Negative is return on an error or failure, a positive value (including zero) indicates success.
The function "utf8_tests" contains test examples and usage for each of the functions. All of the functions operate on binary data and not NUL terminated ASCII strings (also known as ASCIIZ strings). It is however easy to convert the functions to operate on the using strlen(3). Go read the source, do not be scared, it is a small enough library.

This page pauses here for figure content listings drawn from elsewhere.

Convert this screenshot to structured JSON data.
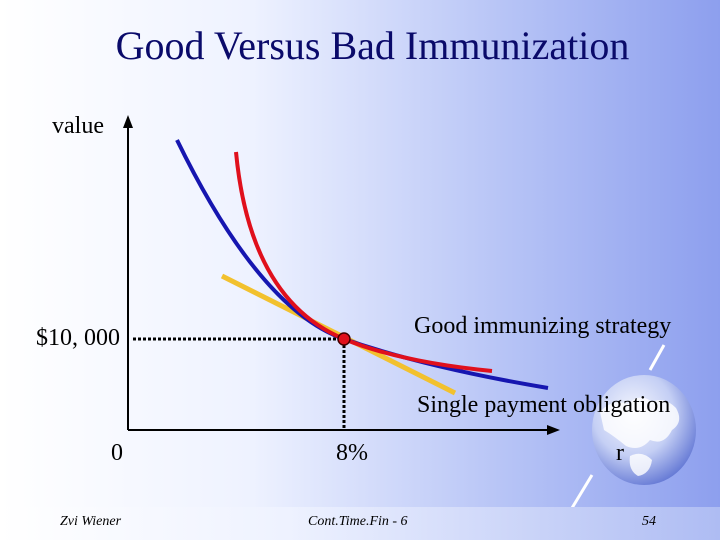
{
  "slide": {
    "title": "Good Versus Bad Immunization"
  },
  "diagram": {
    "y_axis_label": "value",
    "x_axis_label": "r",
    "y_marker_label": "$10, 000",
    "origin_label": "0",
    "x_marker_label": "8%",
    "good_strategy_label": "Good immunizing strategy",
    "single_payment_label": "Single payment obligation",
    "colors": {
      "good_strategy_curve": "#e0101c",
      "single_payment_curve": "#1616b0",
      "tangent_line": "#f2c12e",
      "point": "#e0101c",
      "axes": "#000000"
    }
  },
  "footer": {
    "author": "Zvi Wiener",
    "course": "Cont.Time.Fin - 6",
    "page": "54"
  },
  "decor": {
    "globe_icon": "globe-icon"
  }
}
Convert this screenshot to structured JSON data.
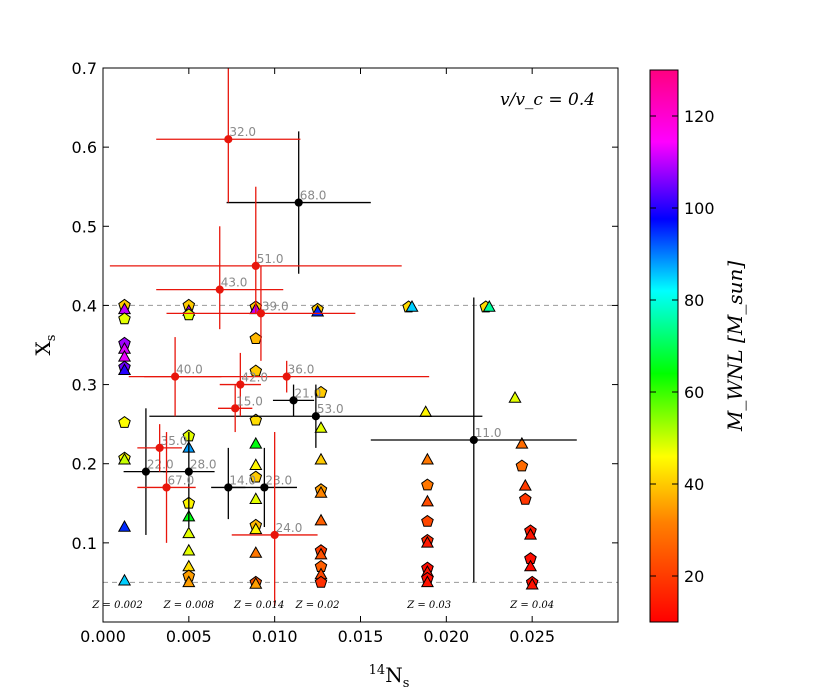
{
  "chart_data": {
    "type": "scatter",
    "title": "",
    "xlabel_base": "N",
    "xlabel_sup": "14",
    "xlabel_sub": "s",
    "ylabel_base": "X",
    "ylabel_sub": "s",
    "xlim": [
      0.0,
      0.03
    ],
    "ylim": [
      0.0,
      0.7
    ],
    "xticks": [
      "0.000",
      "0.005",
      "0.010",
      "0.015",
      "0.020",
      "0.025"
    ],
    "xtick_values": [
      0.0,
      0.005,
      0.01,
      0.015,
      0.02,
      0.025
    ],
    "yticks": [
      "0.1",
      "0.2",
      "0.3",
      "0.4",
      "0.5",
      "0.6",
      "0.7"
    ],
    "ytick_values": [
      0.1,
      0.2,
      0.3,
      0.4,
      0.5,
      0.6,
      0.7
    ],
    "annotation": "v/v_c = 0.4",
    "reference_lines_y": [
      0.05,
      0.4
    ],
    "colorbar": {
      "label": "M_WNL [M_sun]",
      "range": [
        10,
        130
      ],
      "ticks": [
        "20",
        "40",
        "60",
        "80",
        "100",
        "120"
      ],
      "tick_values": [
        20,
        40,
        60,
        80,
        100,
        120
      ]
    },
    "metallicity_labels": [
      {
        "text": "Z = 0.002",
        "x": 0.00085
      },
      {
        "text": "Z = 0.008",
        "x": 0.005
      },
      {
        "text": "Z = 0.014",
        "x": 0.0091
      },
      {
        "text": "Z = 0.02",
        "x": 0.0125
      },
      {
        "text": "Z = 0.03",
        "x": 0.019
      },
      {
        "text": "Z = 0.04",
        "x": 0.025
      }
    ],
    "observed_red": [
      {
        "label": "32.0",
        "x": 0.0073,
        "y": 0.61,
        "xerr": 0.0042,
        "yerr_lo": 0.08,
        "yerr_hi": 0.09
      },
      {
        "label": "51.0",
        "x": 0.0089,
        "y": 0.45,
        "xerr": 0.0085,
        "yerr_lo": 0.06,
        "yerr_hi": 0.1
      },
      {
        "label": "43.0",
        "x": 0.0068,
        "y": 0.42,
        "xerr": 0.0037,
        "yerr_lo": 0.05,
        "yerr_hi": 0.08
      },
      {
        "label": "39.0",
        "x": 0.0092,
        "y": 0.39,
        "xerr": 0.0055,
        "yerr_lo": 0.06,
        "yerr_hi": 0.06
      },
      {
        "label": "40.0",
        "x": 0.0042,
        "y": 0.31,
        "xerr": 0.0027,
        "yerr_lo": 0.05,
        "yerr_hi": 0.05
      },
      {
        "label": "36.0",
        "x": 0.0107,
        "y": 0.31,
        "xerr": 0.0083,
        "yerr_lo": 0.02,
        "yerr_hi": 0.02
      },
      {
        "label": "42.0",
        "x": 0.008,
        "y": 0.3,
        "xerr": 0.0012,
        "yerr_lo": 0.04,
        "yerr_hi": 0.04
      },
      {
        "label": "15.0",
        "x": 0.0077,
        "y": 0.27,
        "xerr": 0.001,
        "yerr_lo": 0.03,
        "yerr_hi": 0.03
      },
      {
        "label": "35.0",
        "x": 0.0033,
        "y": 0.22,
        "xerr": 0.0013,
        "yerr_lo": 0.03,
        "yerr_hi": 0.03
      },
      {
        "label": "67.0",
        "x": 0.0037,
        "y": 0.17,
        "xerr": 0.0017,
        "yerr_lo": 0.07,
        "yerr_hi": 0.07
      },
      {
        "label": "24.0",
        "x": 0.01,
        "y": 0.11,
        "xerr": 0.0025,
        "yerr_lo": 0.09,
        "yerr_hi": 0.13
      }
    ],
    "observed_black": [
      {
        "label": "68.0",
        "x": 0.0114,
        "y": 0.53,
        "xerr": 0.0042,
        "yerr_lo": 0.09,
        "yerr_hi": 0.09
      },
      {
        "label": "21.0",
        "x": 0.0111,
        "y": 0.28,
        "xerr": 0.0012,
        "yerr_lo": 0.02,
        "yerr_hi": 0.02
      },
      {
        "label": "53.0",
        "x": 0.0124,
        "y": 0.26,
        "xerr": 0.0097,
        "yerr_lo": 0.04,
        "yerr_hi": 0.04
      },
      {
        "label": "11.0",
        "x": 0.0216,
        "y": 0.23,
        "xerr": 0.006,
        "yerr_lo": 0.18,
        "yerr_hi": 0.18
      },
      {
        "label": "22.0",
        "x": 0.0025,
        "y": 0.19,
        "xerr": 0.0013,
        "yerr_lo": 0.08,
        "yerr_hi": 0.08
      },
      {
        "label": "28.0",
        "x": 0.005,
        "y": 0.19,
        "xerr": 0.0015,
        "yerr_lo": 0.07,
        "yerr_hi": 0.05
      },
      {
        "label": "14.0",
        "x": 0.0073,
        "y": 0.17,
        "xerr": 0.001,
        "yerr_lo": 0.04,
        "yerr_hi": 0.05
      },
      {
        "label": "23.0",
        "x": 0.0094,
        "y": 0.17,
        "xerr": 0.0019,
        "yerr_lo": 0.05,
        "yerr_hi": 0.05
      }
    ],
    "model_points": [
      {
        "x": 0.00125,
        "y": 0.4,
        "m": 40,
        "s": "pentagon"
      },
      {
        "x": 0.00125,
        "y": 0.395,
        "m": 110,
        "s": "triangle"
      },
      {
        "x": 0.00125,
        "y": 0.383,
        "m": 48,
        "s": "pentagon"
      },
      {
        "x": 0.00125,
        "y": 0.352,
        "m": 108,
        "s": "pentagon"
      },
      {
        "x": 0.00125,
        "y": 0.345,
        "m": 112,
        "s": "triangle"
      },
      {
        "x": 0.00125,
        "y": 0.335,
        "m": 113,
        "s": "triangle"
      },
      {
        "x": 0.00125,
        "y": 0.322,
        "m": 105,
        "s": "pentagon"
      },
      {
        "x": 0.00125,
        "y": 0.318,
        "m": 100,
        "s": "triangle"
      },
      {
        "x": 0.00125,
        "y": 0.252,
        "m": 46,
        "s": "pentagon"
      },
      {
        "x": 0.00125,
        "y": 0.207,
        "m": 46,
        "s": "pentagon"
      },
      {
        "x": 0.00125,
        "y": 0.205,
        "m": 50,
        "s": "triangle"
      },
      {
        "x": 0.00125,
        "y": 0.12,
        "m": 95,
        "s": "triangle"
      },
      {
        "x": 0.00125,
        "y": 0.052,
        "m": 85,
        "s": "triangle"
      },
      {
        "x": 0.005,
        "y": 0.4,
        "m": 40,
        "s": "pentagon"
      },
      {
        "x": 0.005,
        "y": 0.393,
        "m": 110,
        "s": "triangle"
      },
      {
        "x": 0.005,
        "y": 0.388,
        "m": 48,
        "s": "pentagon"
      },
      {
        "x": 0.005,
        "y": 0.235,
        "m": 48,
        "s": "pentagon"
      },
      {
        "x": 0.005,
        "y": 0.22,
        "m": 88,
        "s": "triangle"
      },
      {
        "x": 0.005,
        "y": 0.15,
        "m": 45,
        "s": "pentagon"
      },
      {
        "x": 0.005,
        "y": 0.133,
        "m": 65,
        "s": "triangle"
      },
      {
        "x": 0.005,
        "y": 0.112,
        "m": 48,
        "s": "triangle"
      },
      {
        "x": 0.005,
        "y": 0.09,
        "m": 48,
        "s": "triangle"
      },
      {
        "x": 0.005,
        "y": 0.07,
        "m": 42,
        "s": "triangle"
      },
      {
        "x": 0.005,
        "y": 0.058,
        "m": 35,
        "s": "pentagon"
      },
      {
        "x": 0.005,
        "y": 0.05,
        "m": 35,
        "s": "triangle"
      },
      {
        "x": 0.0089,
        "y": 0.398,
        "m": 40,
        "s": "pentagon"
      },
      {
        "x": 0.0089,
        "y": 0.395,
        "m": 110,
        "s": "triangle"
      },
      {
        "x": 0.0089,
        "y": 0.358,
        "m": 38,
        "s": "pentagon"
      },
      {
        "x": 0.0089,
        "y": 0.317,
        "m": 40,
        "s": "pentagon"
      },
      {
        "x": 0.0089,
        "y": 0.255,
        "m": 42,
        "s": "pentagon"
      },
      {
        "x": 0.0089,
        "y": 0.225,
        "m": 65,
        "s": "triangle"
      },
      {
        "x": 0.0089,
        "y": 0.198,
        "m": 45,
        "s": "triangle"
      },
      {
        "x": 0.0089,
        "y": 0.183,
        "m": 40,
        "s": "pentagon"
      },
      {
        "x": 0.0089,
        "y": 0.155,
        "m": 48,
        "s": "triangle"
      },
      {
        "x": 0.0089,
        "y": 0.122,
        "m": 38,
        "s": "pentagon"
      },
      {
        "x": 0.0089,
        "y": 0.117,
        "m": 45,
        "s": "triangle"
      },
      {
        "x": 0.0089,
        "y": 0.087,
        "m": 30,
        "s": "triangle"
      },
      {
        "x": 0.0089,
        "y": 0.05,
        "m": 24,
        "s": "pentagon"
      },
      {
        "x": 0.0089,
        "y": 0.048,
        "m": 35,
        "s": "triangle"
      },
      {
        "x": 0.0125,
        "y": 0.395,
        "m": 40,
        "s": "pentagon"
      },
      {
        "x": 0.0125,
        "y": 0.392,
        "m": 95,
        "s": "triangle"
      },
      {
        "x": 0.0127,
        "y": 0.29,
        "m": 40,
        "s": "pentagon"
      },
      {
        "x": 0.0127,
        "y": 0.245,
        "m": 48,
        "s": "triangle"
      },
      {
        "x": 0.0127,
        "y": 0.205,
        "m": 40,
        "s": "triangle"
      },
      {
        "x": 0.0127,
        "y": 0.167,
        "m": 35,
        "s": "pentagon"
      },
      {
        "x": 0.0127,
        "y": 0.163,
        "m": 32,
        "s": "triangle"
      },
      {
        "x": 0.0127,
        "y": 0.128,
        "m": 26,
        "s": "triangle"
      },
      {
        "x": 0.0127,
        "y": 0.09,
        "m": 20,
        "s": "pentagon"
      },
      {
        "x": 0.0127,
        "y": 0.085,
        "m": 24,
        "s": "triangle"
      },
      {
        "x": 0.0127,
        "y": 0.07,
        "m": 26,
        "s": "pentagon"
      },
      {
        "x": 0.0127,
        "y": 0.06,
        "m": 22,
        "s": "triangle"
      },
      {
        "x": 0.0127,
        "y": 0.05,
        "m": 18,
        "s": "pentagon"
      },
      {
        "x": 0.0178,
        "y": 0.398,
        "m": 42,
        "s": "pentagon"
      },
      {
        "x": 0.018,
        "y": 0.398,
        "m": 85,
        "s": "triangle"
      },
      {
        "x": 0.0188,
        "y": 0.265,
        "m": 45,
        "s": "triangle"
      },
      {
        "x": 0.0189,
        "y": 0.205,
        "m": 30,
        "s": "triangle"
      },
      {
        "x": 0.0189,
        "y": 0.173,
        "m": 30,
        "s": "pentagon"
      },
      {
        "x": 0.0189,
        "y": 0.152,
        "m": 23,
        "s": "triangle"
      },
      {
        "x": 0.0189,
        "y": 0.127,
        "m": 22,
        "s": "pentagon"
      },
      {
        "x": 0.0189,
        "y": 0.103,
        "m": 17,
        "s": "pentagon"
      },
      {
        "x": 0.0189,
        "y": 0.1,
        "m": 14,
        "s": "triangle"
      },
      {
        "x": 0.0189,
        "y": 0.068,
        "m": 12,
        "s": "pentagon"
      },
      {
        "x": 0.0189,
        "y": 0.063,
        "m": 13,
        "s": "triangle"
      },
      {
        "x": 0.0189,
        "y": 0.055,
        "m": 12,
        "s": "pentagon"
      },
      {
        "x": 0.0189,
        "y": 0.05,
        "m": 13,
        "s": "triangle"
      },
      {
        "x": 0.0223,
        "y": 0.398,
        "m": 42,
        "s": "pentagon"
      },
      {
        "x": 0.0225,
        "y": 0.398,
        "m": 75,
        "s": "triangle"
      },
      {
        "x": 0.024,
        "y": 0.283,
        "m": 48,
        "s": "triangle"
      },
      {
        "x": 0.0244,
        "y": 0.225,
        "m": 28,
        "s": "triangle"
      },
      {
        "x": 0.0244,
        "y": 0.197,
        "m": 28,
        "s": "pentagon"
      },
      {
        "x": 0.0246,
        "y": 0.172,
        "m": 20,
        "s": "triangle"
      },
      {
        "x": 0.0246,
        "y": 0.155,
        "m": 19,
        "s": "pentagon"
      },
      {
        "x": 0.0249,
        "y": 0.115,
        "m": 14,
        "s": "pentagon"
      },
      {
        "x": 0.0249,
        "y": 0.11,
        "m": 13,
        "s": "triangle"
      },
      {
        "x": 0.0249,
        "y": 0.08,
        "m": 12,
        "s": "pentagon"
      },
      {
        "x": 0.0249,
        "y": 0.07,
        "m": 11,
        "s": "triangle"
      },
      {
        "x": 0.025,
        "y": 0.05,
        "m": 12,
        "s": "pentagon"
      },
      {
        "x": 0.025,
        "y": 0.047,
        "m": 13,
        "s": "triangle"
      }
    ]
  }
}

- http://bjoern.hoehrmann.de/utf-8/decoder/dfa/
- https://kunststube.net/encoding/
- https://stackoverflow.com/questions/27415935
- https://en.wikipedia.org/wiki/Code_point
- https://en.wikipedia.org/wiki/Unicode
- https://www.cl.cam.ac.uk/~mgk25/ucs/examples/UTF-8-test.txt
- https://en.wikipedia.org/wiki/UTF-8
- https://www.cprogramming.com/tutorial/unicode.html
This project is released under the MIT license.
If the number of code points or byte count exceeds 2^32 - 1 then an incorrect value may be displayed. You know why.
This is a very simple library meant to deal with UTF-8 data, and converting strings to and from code-points. It does not deal with issues like Unicode normalization, case conversion and a whole host of horrors that occur when not using ASCII.